Questions? +1 (202) 335-3939 Login
Trusted News Since 1995
A service for political professionals · Thursday, April 18, 2024 · 704,773,250 Articles · 3+ Million Readers

Traditional Republicans Are Back In The Arena, In Fight to Reclaim Their Party

July 27, 2020

By Joe Rothstein

Pop quiz: What do these web sites have in common?

https://lincolnproject.us/video/
https://43alumniforjoebiden.com/
https://rvat.org/
https://thebraveryproject.com/

Answer: They all are home base for Republicans trying to erase the scourge known as Donald Trump from the White House, and from their political party.

Nearly all partisan campaigns set up straw man groups to float the notion that they have support in the opposite political party. These anti-Trump groups are not straw people. The Lincoln Project’s founders include Kelly Ann Conway’s husband, George Conway, and leading lights and campaign strategists from the Romney and McCain presidential campaigns. The 43 Alumni group consists of those who worked in George W. Bush’s administration. Republican Voters Against Trump (RVAT.org), is an offshoot of a group founded by influential pre-Trump Republican conservatives, including Bill Kristol.

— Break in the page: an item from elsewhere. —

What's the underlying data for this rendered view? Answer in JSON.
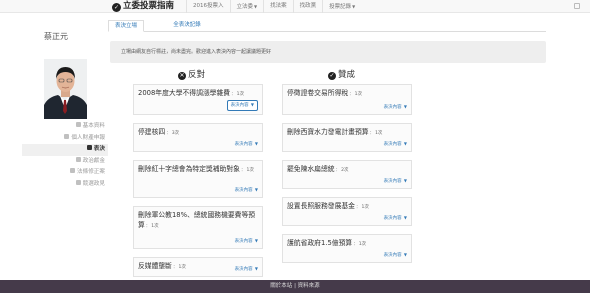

Not straw man groups, and not paper tigers, either. They are raising tens of millions of dollars, pulling no punches in their attacks, and are being managed by experienced political pros.

The Lincoln Project raised nearly $20 million in the first half of this election year, more than many Democratic PACs. It has produced and aired some of the most hard-hitting and creative media ads of this or any political campaign. In early July, The Lincoln Project held a virtual town hall and 10,000 people showed up. The group claims it has 3,000 volunteers in Michigan alone and is developing a ground campaign in other swing states.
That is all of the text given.